Mohawk Gaming closed its casino to the public after a COVID-19 outbreak was discovered at a college 50 km away, and then filed a claim with AFM to recover the business interruptions it incurred as a result of COVID-19. The AFM Policy provides business interruption coverage for losses caused by "an order from civil or military authorities [that] prohibits access to a site" if that order "is a direct result of physical damage of the insured type" at or within five miles of a covered Mohawk Gaming claimed that COVID-19 caused “phys loss or damage ”of the type insured by the insurance and the fact that COVID-19 was located within 50 km of the casino, the coverage for business interruptions was applicable.

In granting a summary judgment to the AFM, the court found that the meaning of "physical harm" unequivocally does not cover "only the presence or spread of the new coronavirus." However, as acknowledged by the court in Cinemark and explained above, the decision Mohawk Gaming apparently did not comply with the specific wording of the AFM policy and instead neglected what insurers have been advocating as "the overwhelming majority "of decisions in their favor. In New York and elsewhere, however, insurance coverage is not determined on the basis of a "scoreboard". It is based on the words and phrases actually used by the parties. Here the insurer chose all the words and phrases.

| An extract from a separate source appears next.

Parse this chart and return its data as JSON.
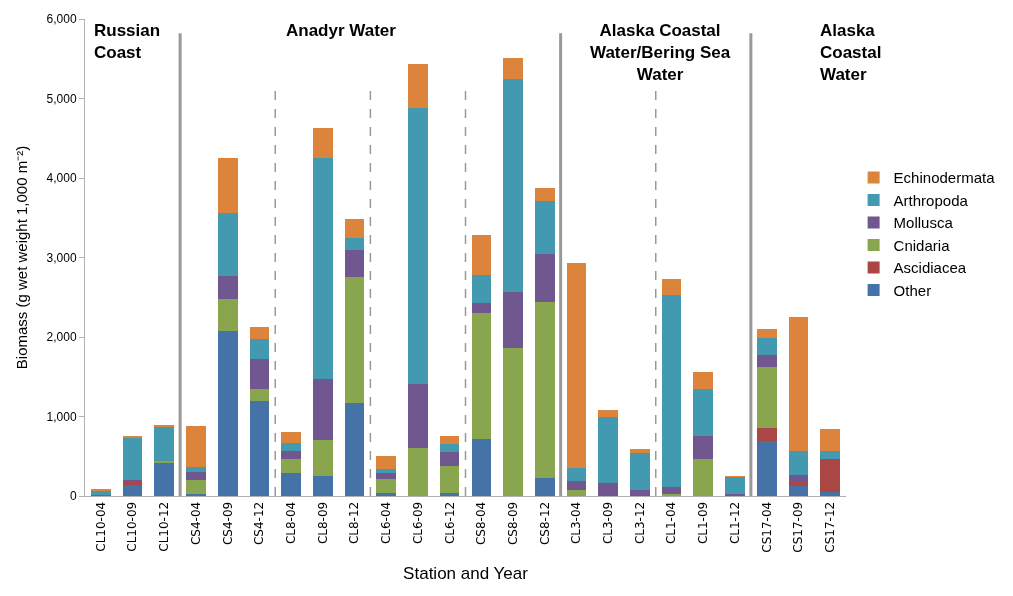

Even more serious than most Mohawk Gaming decisions raise significant issues of appeal. First as noted, the court failed to make sense of the policy's two explicit acknowledgments that "contagious disease" – a term defined by the AFM – can cause "loss or damage" to property. Second, because the Mohawk Gaming court did not expressly acknowledge that communicable disease may cause loss or damage to property, the court failed to consider that such loss or damage is "loss or damage to property". type insured, "which triggers the insurance's valuable Time Element coverage for loss of business income arising from the occurrence of communicable disease. Third, the court erred in" to the vast majority of courts that have dealt with "the issue In fact, no "large majority" of courts dealt with the issue under the uniquely broad FM / AFM policy before the court in Mohawk Gaming and so far only the court in Cinemark has fully reconciled the policy express transferable disease provisions with the policy commonly used phrase “loss or damage” to property.The only other decision to to list the policy formulation from FM / AFM's policy form (as opposed to just looking at the scoreboard) is Thor Equities, LLC v Factory Mutual Insurance Co. No. 20 Civ. 3380 (AT), 2021 WL 1226983 (SDNY March 31, 2021), in which a New York federal court rejected the insurer's strained interpretations of the exclusion of policy contamination and found that the provision was ambiguous and therefore not applicable to losses. caused by COVID-19.